I wanted to get my thoughts out to people who knew me. I was concerned that the message around police brutality was being lost because people were focused on property damage. I felt that divide and had a sense of panic over it, so I shared that people can be concerned about police brutality, racial injustice, and be disappointed about the property damage at the same time.
Since my mid-thirties, I’ve started to feel confident in my own skin and my ability to have a voice on both sides because I’ve lived on both sides. I have moments of insecurity, and I understand my limitations, but it feels amazing to finally speak up about what I feel. I’m proud to be one of the few Black and biracial partners in our firm.
For example, I know there are things my sister has endured in her life as a black woman that I will never experience. She’s an incredibly intelligent and talented woman, but she’s had to endure experiences that I have not due to her gender and her darker complexion.

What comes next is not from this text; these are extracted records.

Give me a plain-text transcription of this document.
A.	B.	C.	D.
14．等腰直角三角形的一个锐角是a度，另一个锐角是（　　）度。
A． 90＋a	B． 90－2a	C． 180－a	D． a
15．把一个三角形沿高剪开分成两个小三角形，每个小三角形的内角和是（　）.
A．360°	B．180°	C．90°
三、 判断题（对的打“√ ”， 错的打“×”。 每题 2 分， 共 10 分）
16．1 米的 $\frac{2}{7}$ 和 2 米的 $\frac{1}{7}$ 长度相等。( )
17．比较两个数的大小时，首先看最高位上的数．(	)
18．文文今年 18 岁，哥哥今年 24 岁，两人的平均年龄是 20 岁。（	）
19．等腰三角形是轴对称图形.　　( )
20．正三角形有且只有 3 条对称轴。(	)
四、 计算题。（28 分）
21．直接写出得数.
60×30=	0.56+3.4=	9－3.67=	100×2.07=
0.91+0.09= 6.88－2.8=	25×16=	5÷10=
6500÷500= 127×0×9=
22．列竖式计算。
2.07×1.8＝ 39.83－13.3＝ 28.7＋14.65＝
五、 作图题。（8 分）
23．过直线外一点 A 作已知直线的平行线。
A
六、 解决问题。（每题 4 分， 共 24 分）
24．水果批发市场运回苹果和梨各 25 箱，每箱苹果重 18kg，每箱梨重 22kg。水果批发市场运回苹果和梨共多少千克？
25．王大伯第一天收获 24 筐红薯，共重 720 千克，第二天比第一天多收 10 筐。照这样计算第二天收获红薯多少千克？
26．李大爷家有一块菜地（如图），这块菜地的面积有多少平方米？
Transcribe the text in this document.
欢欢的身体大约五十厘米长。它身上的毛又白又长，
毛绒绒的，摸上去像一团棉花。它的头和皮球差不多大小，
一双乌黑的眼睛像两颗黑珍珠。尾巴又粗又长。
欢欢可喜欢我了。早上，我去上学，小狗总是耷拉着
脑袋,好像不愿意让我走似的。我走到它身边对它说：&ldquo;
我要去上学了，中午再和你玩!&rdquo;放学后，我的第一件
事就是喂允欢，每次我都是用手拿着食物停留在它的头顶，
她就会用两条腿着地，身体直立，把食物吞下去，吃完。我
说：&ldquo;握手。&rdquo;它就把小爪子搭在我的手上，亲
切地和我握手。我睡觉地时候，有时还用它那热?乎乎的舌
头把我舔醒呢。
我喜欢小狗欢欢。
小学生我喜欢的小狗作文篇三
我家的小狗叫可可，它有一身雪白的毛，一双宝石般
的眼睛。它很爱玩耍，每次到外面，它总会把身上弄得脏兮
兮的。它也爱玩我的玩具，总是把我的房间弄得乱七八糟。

We’ve not been good at retaining Black professionals at the firm, and I believe we have a better chance if we connecting Black professionals through the Black BRG to share stories, seek guidance, and find mentorship.
The Black BRG was started in part as a result of the firm sending a team of Black employees to the National Association of Black Accountants (NABA) Student Conference. Earlier in my career when I was supporting recruiting, our focus was entirely local and it was super rare to come across a Black candidate. When I went to the NABA conference, my view shifted. It’s such a refreshing feeling to see so many Black professionals in our field. There is a supply of Black professionals in NABA, and at historically Black colleges and universities. We must recruit a little differently or we’ll always get the same result.

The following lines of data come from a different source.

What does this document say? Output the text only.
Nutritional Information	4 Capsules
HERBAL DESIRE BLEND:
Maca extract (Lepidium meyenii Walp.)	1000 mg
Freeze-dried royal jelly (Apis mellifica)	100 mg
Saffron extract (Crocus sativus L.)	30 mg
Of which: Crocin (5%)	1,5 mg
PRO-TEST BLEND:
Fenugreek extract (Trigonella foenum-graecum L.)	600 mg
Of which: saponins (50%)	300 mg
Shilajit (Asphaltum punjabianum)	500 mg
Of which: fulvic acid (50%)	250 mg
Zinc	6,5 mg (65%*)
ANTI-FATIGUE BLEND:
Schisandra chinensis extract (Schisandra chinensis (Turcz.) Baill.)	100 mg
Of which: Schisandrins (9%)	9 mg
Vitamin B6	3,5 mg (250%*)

Reflecting on my experiences, I know it’s so important to have someone in leadership who has a similar life experience. It makes you feel like you can strive for something.
As I made a name for myself in the partner process, I became aware of Tullus Miller. I was told by a managing partner at the time that Tullus was rooting for me. He was already a partner, so it was cool knowing someone like him was supporting me. Later, when I was a partner, Tullus shared support for the great job I was doing, and that gave me goosebumps.

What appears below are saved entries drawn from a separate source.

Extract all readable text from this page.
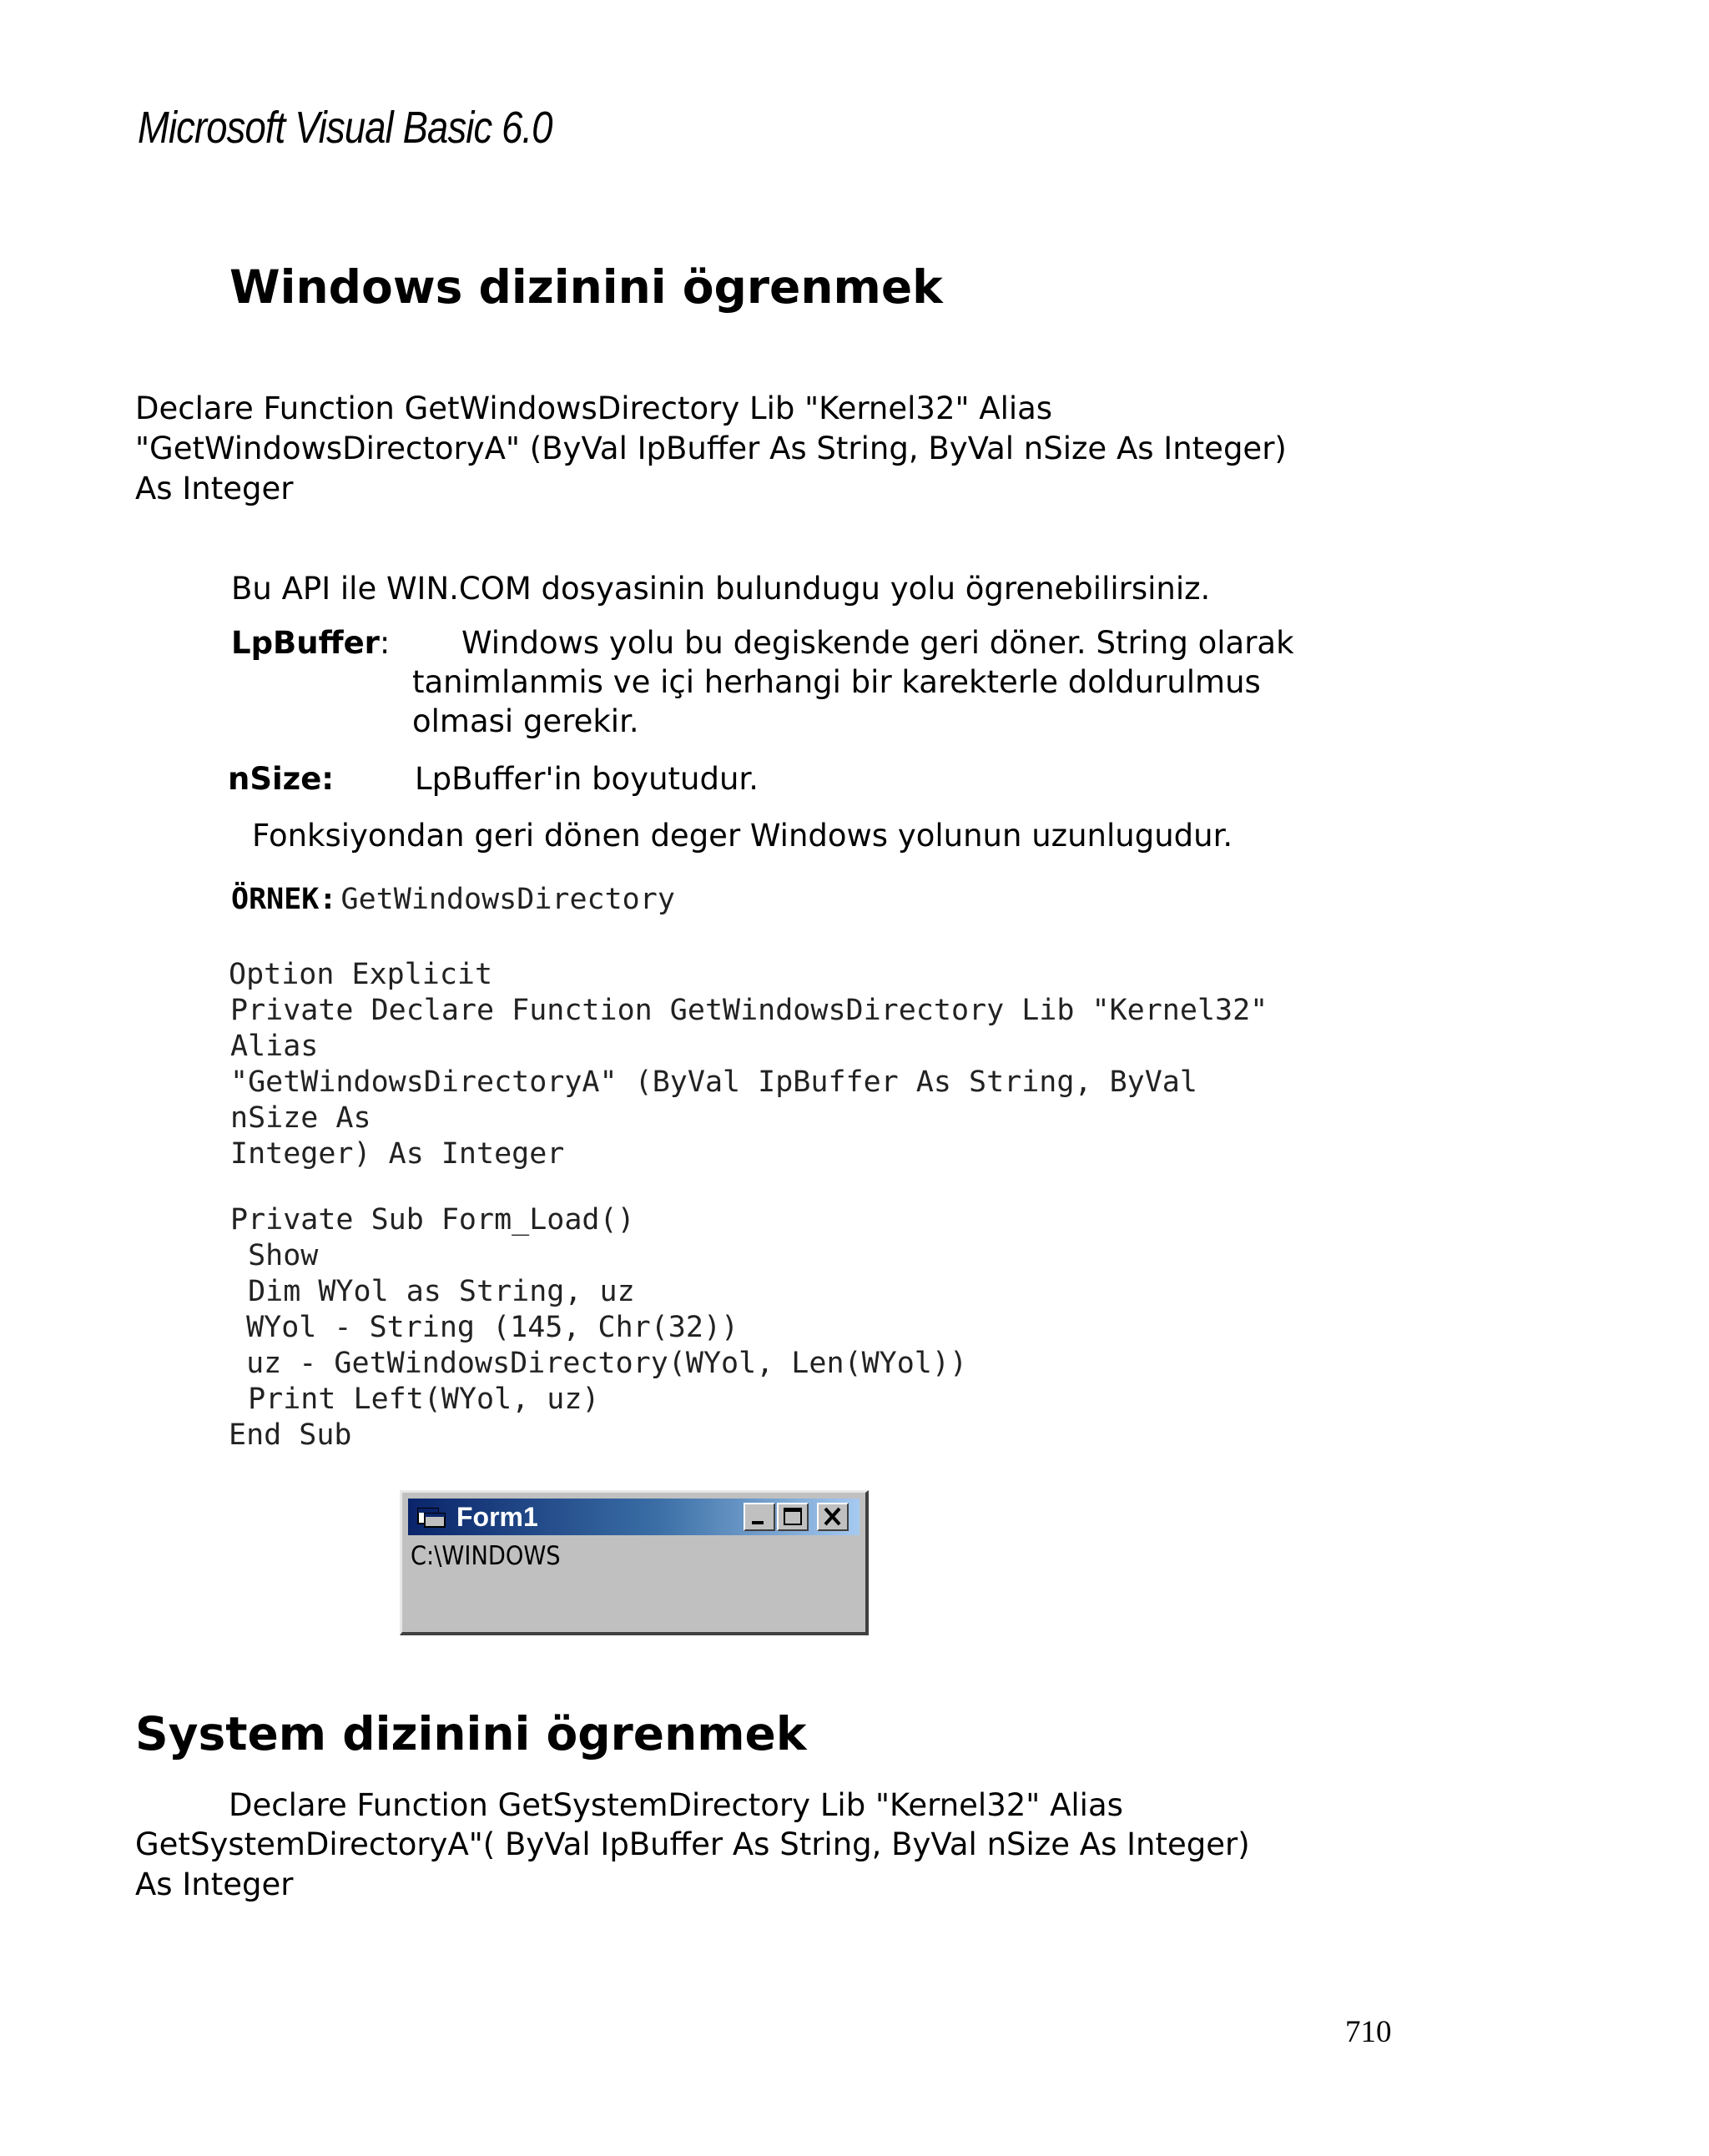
Microsoft Visual Basic 6.0
Windows dizinini ögrenmek
Declare Function GetWindowsDirectory Lib "Kernel32" Alias
"GetWindowsDirectoryA" (ByVal IpBuffer As String, ByVal nSize As Integer)
As Integer
Bu API ile WIN.COM dosyasinin bulundugu yolu ögrenebilirsiniz.
LpBuffer: Windows yolu bu degiskende geri döner. String olarak
tanimlanmis ve içi herhangi bir karekterle doldurulmus
olmasi gerekir.
nSize:	LpBuffer'in boyutudur.
Fonksiyondan geri dönen deger Windows yolunun uzunlugudur.
ÖRNEK: GetWindowsDirectory
Option Explicit
Private Declare Function GetWindowsDirectory Lib "Kernel32"
Alias
"GetWindowsDirectoryA" (ByVal IpBuffer As String, ByVal
nSize As
Integer) As Integer
Private Sub Form_Load()
Show
Dim WYol as String, uz
WYol - String (145, Chr(32))
uz - GetWindowsDirectory(WYol, Len(WYol))
Print Left(WYol, uz)
End Sub
Form1
C:\WINDOWS
System dizinini ögrenmek
Declare Function GetSystemDirectory Lib "Kernel32" Alias
GetSystemDirectoryA"( ByVal IpBuffer As String, ByVal nSize As Integer)
As Integer
710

Hearing that from a leader I respected so much, someone who paved a path for me, is something I’ll never forget. I keep that in mind when I’m talking to team members who are coming up now because it motivated me, and I hope I can have that same influence on them.
When I think about the protests, the conversations I had with others gave me hope. I’m worried that dialogue has faded, and I hope Black History Month can resurrect those conversations in a substantial way.
Our firm is changing, and we’ve committed to being an anti-racist firm—an important first step. Now we have to consider what’s next, and to that I encourage the firm to make strong statements on our racial positions so it’s clear that our values include being anti-racist. We’ve done some of that, and there’s room for us all to keep getting better at it.
Since this profile was published in 2021, Tullus Miller has retired from Moss Adams.